99.6%. That was the Red Sox’s win expectancy when Vicente Padilla struck out Andruw Jones to open the seventh inning on Saturday. Freddy Garcia did not make it out of the second inning and rookie southpaw Felix Doubront had handcuffed the Yankees’ lineup through six innings, surrendering only a solo homer to Mark Teixeira along the way. The game was all Boston with eight outs to go, and that’s when the national FOX broadcast cut away to the ninth inning of Phil Humber‘s perfect game.
When the broadcast returned 15 or so minutes later, the Yankees had cut the lead to 9-5 thanks to Nick Swisher‘s grand slam. Boston still had a 94.6% win expectancy, so things really weren’t out of hand. The Yankees’ offense just never stopped, however. Following the Jones strikeout, the Yankees did not make another out until Jones struck out again later in the inning.
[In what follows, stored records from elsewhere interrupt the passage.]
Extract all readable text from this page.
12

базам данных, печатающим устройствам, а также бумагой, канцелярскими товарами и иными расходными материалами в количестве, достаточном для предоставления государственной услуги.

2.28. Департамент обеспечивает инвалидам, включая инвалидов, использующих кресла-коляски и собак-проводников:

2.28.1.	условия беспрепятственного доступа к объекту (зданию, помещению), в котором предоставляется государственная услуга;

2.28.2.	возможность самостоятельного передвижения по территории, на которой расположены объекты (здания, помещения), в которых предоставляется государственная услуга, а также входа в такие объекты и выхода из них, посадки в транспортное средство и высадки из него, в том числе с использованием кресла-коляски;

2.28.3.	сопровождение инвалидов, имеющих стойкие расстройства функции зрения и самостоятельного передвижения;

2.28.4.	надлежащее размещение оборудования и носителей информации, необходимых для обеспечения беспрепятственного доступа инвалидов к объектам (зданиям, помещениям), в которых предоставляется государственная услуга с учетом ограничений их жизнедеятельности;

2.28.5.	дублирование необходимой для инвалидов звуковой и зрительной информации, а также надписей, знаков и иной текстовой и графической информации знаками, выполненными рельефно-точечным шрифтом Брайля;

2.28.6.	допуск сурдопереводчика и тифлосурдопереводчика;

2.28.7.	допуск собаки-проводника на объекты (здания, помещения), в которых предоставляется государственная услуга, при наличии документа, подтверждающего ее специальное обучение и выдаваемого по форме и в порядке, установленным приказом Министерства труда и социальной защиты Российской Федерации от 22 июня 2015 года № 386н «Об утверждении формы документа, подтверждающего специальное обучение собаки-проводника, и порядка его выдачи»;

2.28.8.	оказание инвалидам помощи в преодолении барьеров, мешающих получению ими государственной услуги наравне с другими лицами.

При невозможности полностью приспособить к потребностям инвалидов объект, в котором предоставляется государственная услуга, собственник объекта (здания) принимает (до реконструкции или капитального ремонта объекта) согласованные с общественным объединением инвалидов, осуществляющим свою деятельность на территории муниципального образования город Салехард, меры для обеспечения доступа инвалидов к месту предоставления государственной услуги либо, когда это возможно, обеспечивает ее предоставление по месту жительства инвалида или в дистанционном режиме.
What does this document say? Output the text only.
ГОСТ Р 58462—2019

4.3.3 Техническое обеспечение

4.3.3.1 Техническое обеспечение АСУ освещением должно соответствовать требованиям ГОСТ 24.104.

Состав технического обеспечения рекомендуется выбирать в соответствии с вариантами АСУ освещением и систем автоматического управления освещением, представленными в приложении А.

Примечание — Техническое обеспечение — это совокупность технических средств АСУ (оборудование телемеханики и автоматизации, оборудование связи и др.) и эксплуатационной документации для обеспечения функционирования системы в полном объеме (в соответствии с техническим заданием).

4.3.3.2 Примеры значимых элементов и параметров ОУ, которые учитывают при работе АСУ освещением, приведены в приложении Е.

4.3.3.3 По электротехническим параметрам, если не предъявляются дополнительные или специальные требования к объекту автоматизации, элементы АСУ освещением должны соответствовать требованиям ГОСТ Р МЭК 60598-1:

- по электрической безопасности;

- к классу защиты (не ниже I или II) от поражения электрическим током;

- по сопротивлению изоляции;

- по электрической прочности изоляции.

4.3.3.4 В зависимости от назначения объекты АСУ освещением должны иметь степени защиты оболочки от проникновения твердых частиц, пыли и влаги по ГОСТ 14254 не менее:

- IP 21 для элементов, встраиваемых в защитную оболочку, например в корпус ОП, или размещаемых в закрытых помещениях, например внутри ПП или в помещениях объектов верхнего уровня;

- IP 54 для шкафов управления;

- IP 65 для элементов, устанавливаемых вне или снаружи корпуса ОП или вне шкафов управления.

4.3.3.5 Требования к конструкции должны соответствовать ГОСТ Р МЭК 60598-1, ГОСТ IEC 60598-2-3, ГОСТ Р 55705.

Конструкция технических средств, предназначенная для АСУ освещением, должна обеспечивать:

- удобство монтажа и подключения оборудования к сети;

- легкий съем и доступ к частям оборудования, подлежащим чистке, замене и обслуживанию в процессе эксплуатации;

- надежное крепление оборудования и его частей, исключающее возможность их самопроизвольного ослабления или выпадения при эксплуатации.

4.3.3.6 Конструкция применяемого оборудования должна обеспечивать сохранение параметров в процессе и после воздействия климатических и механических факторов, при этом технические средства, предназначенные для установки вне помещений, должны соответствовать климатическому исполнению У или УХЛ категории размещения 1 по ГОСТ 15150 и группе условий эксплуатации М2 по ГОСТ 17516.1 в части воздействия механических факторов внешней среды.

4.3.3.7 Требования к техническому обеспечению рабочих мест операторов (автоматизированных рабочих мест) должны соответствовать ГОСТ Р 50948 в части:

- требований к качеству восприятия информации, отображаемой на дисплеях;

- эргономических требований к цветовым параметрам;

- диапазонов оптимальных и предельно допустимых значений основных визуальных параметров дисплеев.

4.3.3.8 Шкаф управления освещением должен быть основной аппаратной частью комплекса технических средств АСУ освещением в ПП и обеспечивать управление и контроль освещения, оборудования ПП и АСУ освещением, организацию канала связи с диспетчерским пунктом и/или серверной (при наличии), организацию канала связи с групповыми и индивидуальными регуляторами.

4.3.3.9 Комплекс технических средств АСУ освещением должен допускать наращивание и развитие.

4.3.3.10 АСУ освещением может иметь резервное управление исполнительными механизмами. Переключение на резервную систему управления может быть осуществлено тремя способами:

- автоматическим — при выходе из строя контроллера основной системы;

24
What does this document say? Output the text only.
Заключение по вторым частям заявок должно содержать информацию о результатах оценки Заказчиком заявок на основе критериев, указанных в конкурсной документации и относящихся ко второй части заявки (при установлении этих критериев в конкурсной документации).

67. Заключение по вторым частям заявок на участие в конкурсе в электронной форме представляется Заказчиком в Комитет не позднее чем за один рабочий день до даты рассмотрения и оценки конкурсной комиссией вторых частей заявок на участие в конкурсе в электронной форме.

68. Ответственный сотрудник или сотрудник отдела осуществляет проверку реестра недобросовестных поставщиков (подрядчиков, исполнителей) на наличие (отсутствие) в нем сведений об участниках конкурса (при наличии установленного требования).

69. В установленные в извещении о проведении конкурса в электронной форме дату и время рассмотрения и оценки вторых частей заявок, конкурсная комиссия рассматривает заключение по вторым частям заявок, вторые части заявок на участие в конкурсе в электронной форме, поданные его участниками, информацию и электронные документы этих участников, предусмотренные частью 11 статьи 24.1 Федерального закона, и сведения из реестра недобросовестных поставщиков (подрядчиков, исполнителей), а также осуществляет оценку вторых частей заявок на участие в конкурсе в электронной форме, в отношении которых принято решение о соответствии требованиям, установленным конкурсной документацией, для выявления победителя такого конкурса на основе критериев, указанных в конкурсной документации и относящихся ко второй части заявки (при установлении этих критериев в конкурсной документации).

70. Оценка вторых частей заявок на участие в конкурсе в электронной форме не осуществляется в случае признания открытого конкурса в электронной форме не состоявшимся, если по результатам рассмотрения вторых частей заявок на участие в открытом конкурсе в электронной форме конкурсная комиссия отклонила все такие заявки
Eight batters reached base and seven runs had crossed the plate in between Andruw’s whiffs, shrinking the lead and the Red Sox’s win expectancy to 9-8 and 67.1%, respectively. Eighteen (!) of the next 21 batters New York sent to the plate reached base after Jones opened the seventh with that strikeout. Eighteen of 21. The onslaught went…
1. Russell Martin single. (Boston WE: 99.4%)
2. Eduardo Nunez infield single, Martin to second. (99.0%)
3. Derek Jeter walk, bases loaded with one out. (98.3%)
4. Swisher grand slam, four runs score. (94.6%)
5. Robinson Cano double. Padilla lifted for Matt Albers. (92.1%)
6. Alex Rodriguez safe on error by Mike Aviles, Cano to third. (88.4%)
7. Teixeira homer, three runs score. Albers lifted for Franklin Morales. (72.0%)
8. Curtis Granderson single. (67.1%)
9. Jones strikeout, two outs in the seventh. (72.8%)
10. Martin ground ball, Granderson out at second. Inning over. (77.6%)
11. Nunez single. Morales lifted for Alfredo Aceves. (64.0%)
12. Jeter walk, Nunez to second. (52.0%)
13. Swisher double, two runs score and Yanks take 10-9 lead. (20.9%)
14. Cano intentionally walked, runners on first and second with no outs. (18.7%)
15. A-Rod walk, bases loaded. (12.6%)
16. Teixeira ground rule double, two runs score. (4.0%)
17. Granderson intentionally walked to load the bases. Aceves lifted for Justin Thomas. (3.6%)
18. Raul Ibanez lined into double play, two outs with men on second and third. (8.4%)
19. Martin double to center, two runs score. (2.5%)
20. Nunez infield single, Martin to third. Thomas lifted for Junichi Tazawa. (2.5%)
21. Jeter infield single, run scores and Nunez to third after stealing second. (1.1%)
Swisher then flew out to center to end the carnage and the inning. The Yankees had scored 14 total runs in the seventh and eighth innings, only the second time in team history they’ve score at least seven runs in back-to-back innings. The nine-run comeback — Red Sox were up 9-0 after the fifth inning — tied for the largest comeback in franchise history, done four other times and thrice against Boston. It took seven relievers to get six outs, and the 14 runs allowed by the Red Sox’s bullpen in those two innings are more than the Yankees’ bullpen has surrendered all season (13).
With a 6.68 ERA and a 5.41 FIP, the Sox boast the least effective pitching staff in the league. The bullpen is even worse at 8.44 ERA/6.05 FIP. Mark Melancon‘s ineffectiveness/demotion is surprising but Andrew Bailey‘s injury is not. Aceves is much better than he has been though he did outperform his FIP by nearly a run and a half last season. Morales as a great arm and Padilla looked good in camp, but Thomases and Alberses and Scott Atchisons of the relief world are barely big league caliber, nevermind stalwarts on a contender. The pitching staff, specifically the bullpen, is a very real problem in New England.
The last eight months or so have been nothing short of disastrous for the Red Sox. Last September’s collapse was humiliating and depending on your opinion of rookie GM Ben Cherington and manager Bobby Valentine, may have resulted in some bad decisions. Boston is a talented team and will still win a ton of games, but there are more cracks in the dam right now than at any point in the last five or six years. The Yankees’ comeback win on Saturday was just the latest slap in the face.